Pouco tempo depois de serem conhecidas as projeções
que davam 13% à AfD (Alternativa
para a Alemanha),
partido de extrema-direita nas eleições de 24 de setembro, centenas de alemães
saíram espontaneamente à rua a protestar, em Berlim, Francforte, Colónia,
Hamburgo, Munique, entre outras cidades alemãs. Os grupos de manifestantes,
segundo a France Presse, concentravam-se
em frente às sedes de campanha da AfD e gritavam palavras de ordem como “Fora os nazis”, “Berlim odeia os nazis”, “13%
é uma vergonha” e “racismo não é
alternativa”. E a polícia montou fortes
dispositivos de segurança para impedir confrontos entre os militantes
antifascistas e membros da AfD.
Na verdade,
os resultados provisórios davam à AfD o 3.º lugar nas eleições, permitindo que
este partido de extrema-direita, que baseou a campanha no discurso
anti-imigração e antieuropeu, venha a ocupar cerca de 90 lugares no Bundestag (o parlamento alemão).
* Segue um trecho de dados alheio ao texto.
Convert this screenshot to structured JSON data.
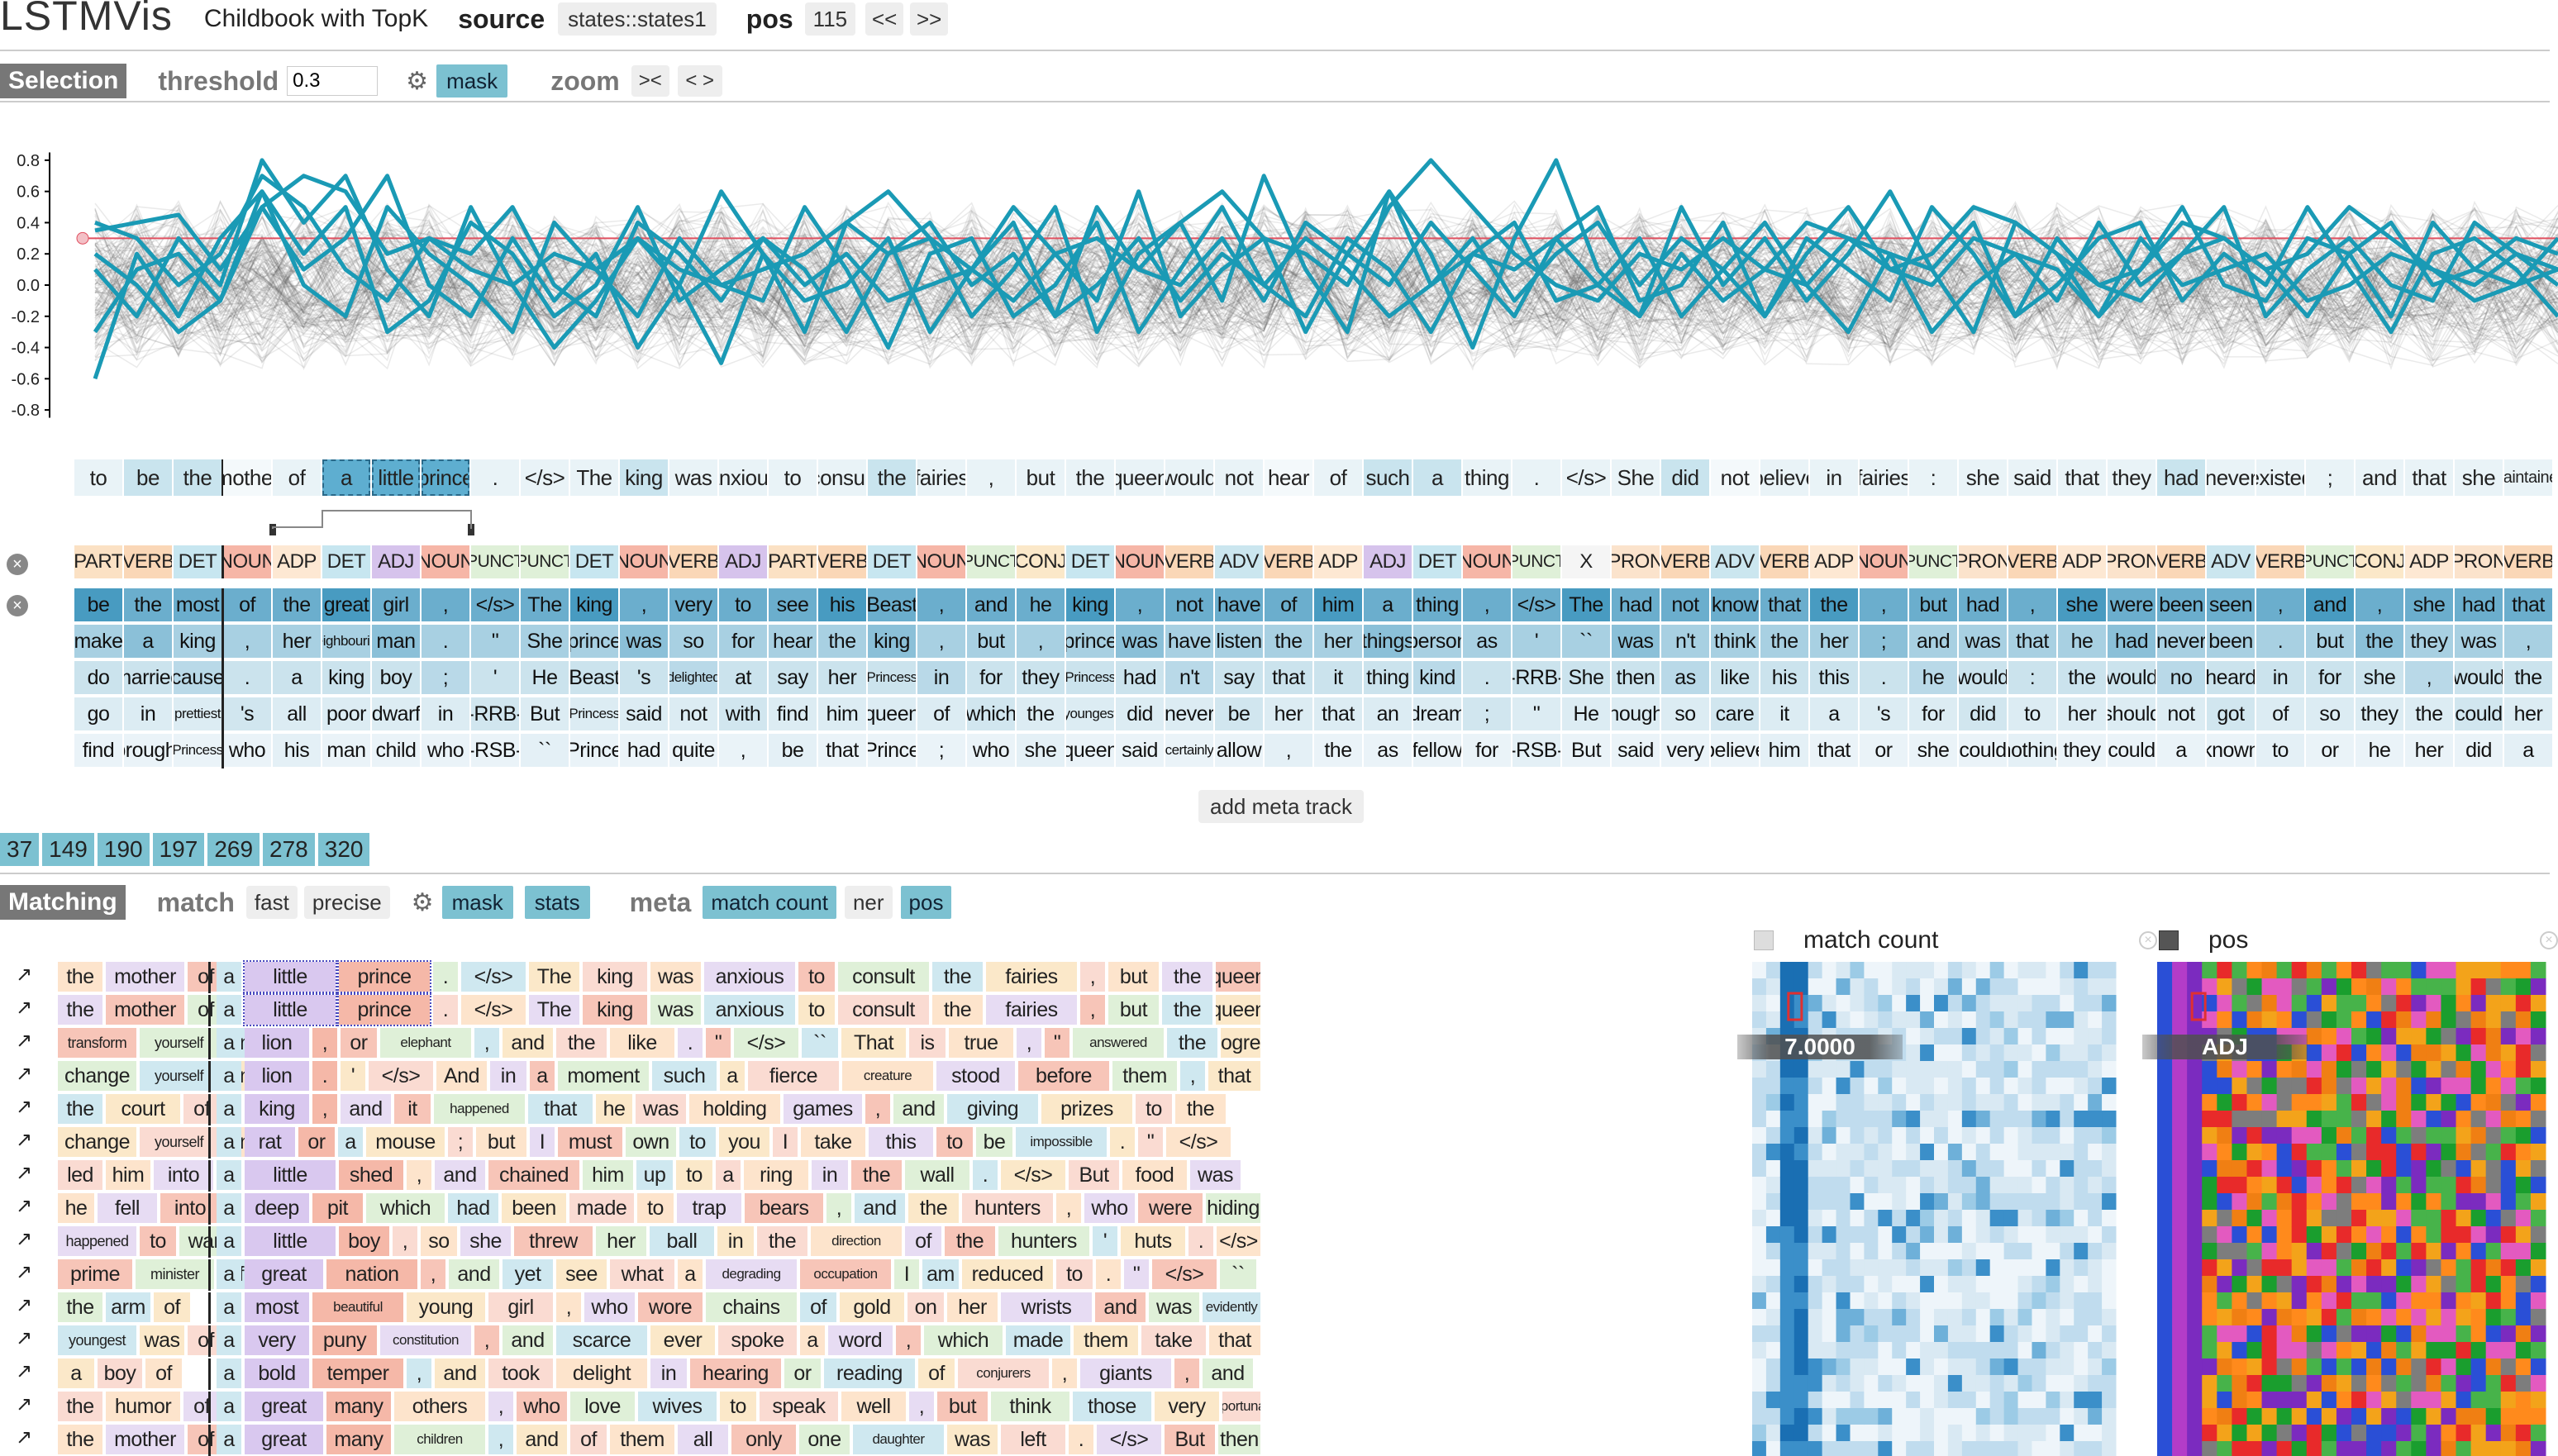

Fundada em 2013, a AfD está
presente em 13 dos 16 parlamentos regionais e no Parlamento Europeu.
Porém,
a líder da extrema-direita francesa, Marine Le Pen, apressou-se a felicitar a Alternativa para a Alemanha, o seu
congénere alemão, pela entrada no Parlamento, fruto dos pelo menos 13% de votos
conseguidos nas eleições gerais deste domingo. E Le Pen, que perdeu as eleições
presidenciais francesas, este ano, para Emmanuel Macron, escreveu no Twitter:
“Bravo
aos nossos aliados da AfD por este resultado histórico! É um novo símbolo do
despertar dos povos da Europa.”.
E, de
facto, apesar das expectativas criadas em relação à França, ali a extrema-direita
não conseguiu lugares na Assembleia Nacional, proeza que agora obteve na Alemanha.
Perante
os resultados das eleições legislativas, marcadas por um significativo avanço da
extrema-direita, os meios de comunicação social alemães começaram a falar de “pesadelo”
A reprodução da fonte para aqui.